Kitaplar çok tempolu, esprili, başından sonuna okurun ilgisini çekiyor. Şiddet de mevcut, seks de, ama rahatsız edecek düzeyde değil. 2001 tarihli romanı “Tell No One” ise beyazperdeye uyarlandı ve aynı adla, yönetmen ve erkek oyuncu dahil, dört Cesar’lık bir film oldu. Coben’in Edgar, Shamus ve Anthony ödülleri var; bunların üçüne birden sahip olmuş tek yazar.

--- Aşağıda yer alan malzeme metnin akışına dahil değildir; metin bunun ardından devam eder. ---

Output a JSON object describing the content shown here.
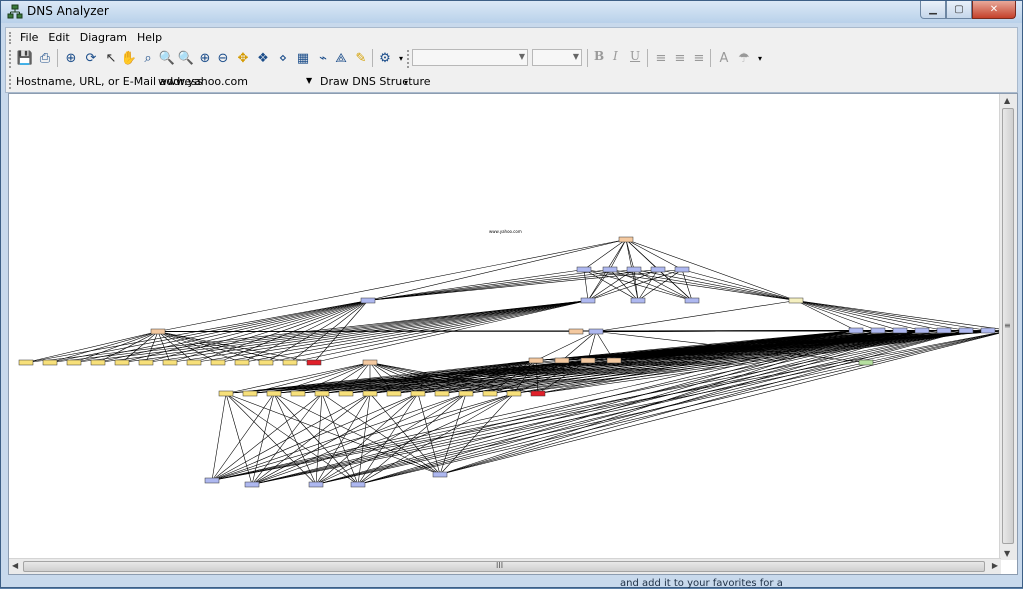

Myron’un kendisine gelince, bence bu âlemin en sempatik esrar çözücülerinden biri. Spor menajeri ama müşterilerinin başı hep bir şekilde derde giriyor, o da onlara yardım etmek zorunda kalıyor. Win’i, ruhunun kötü yansıması gibi yanısıra gezdirdiği için, şiddete de pek bulaşmıyor.
Annesiyle babasının yanında, hatta onların evinin bodrumunda oturması, annesinin onu geç kalınca merak etmesi de ayrı bir mevzu. Jessica’ya karşı davranışından ise, düşünceli bir erkek olduğunu anlıyoruz. Gerçi Harlan Coben’in kahramanı daha önce de Türkçe olarak karşımıza geldi ama (“Asla Vazgeçme”, “Başka Şansın Yok”, “Karanlık Fotoğraf”) belki diyorum, en iyisi serinin ilk kitabıyla başlamaktır.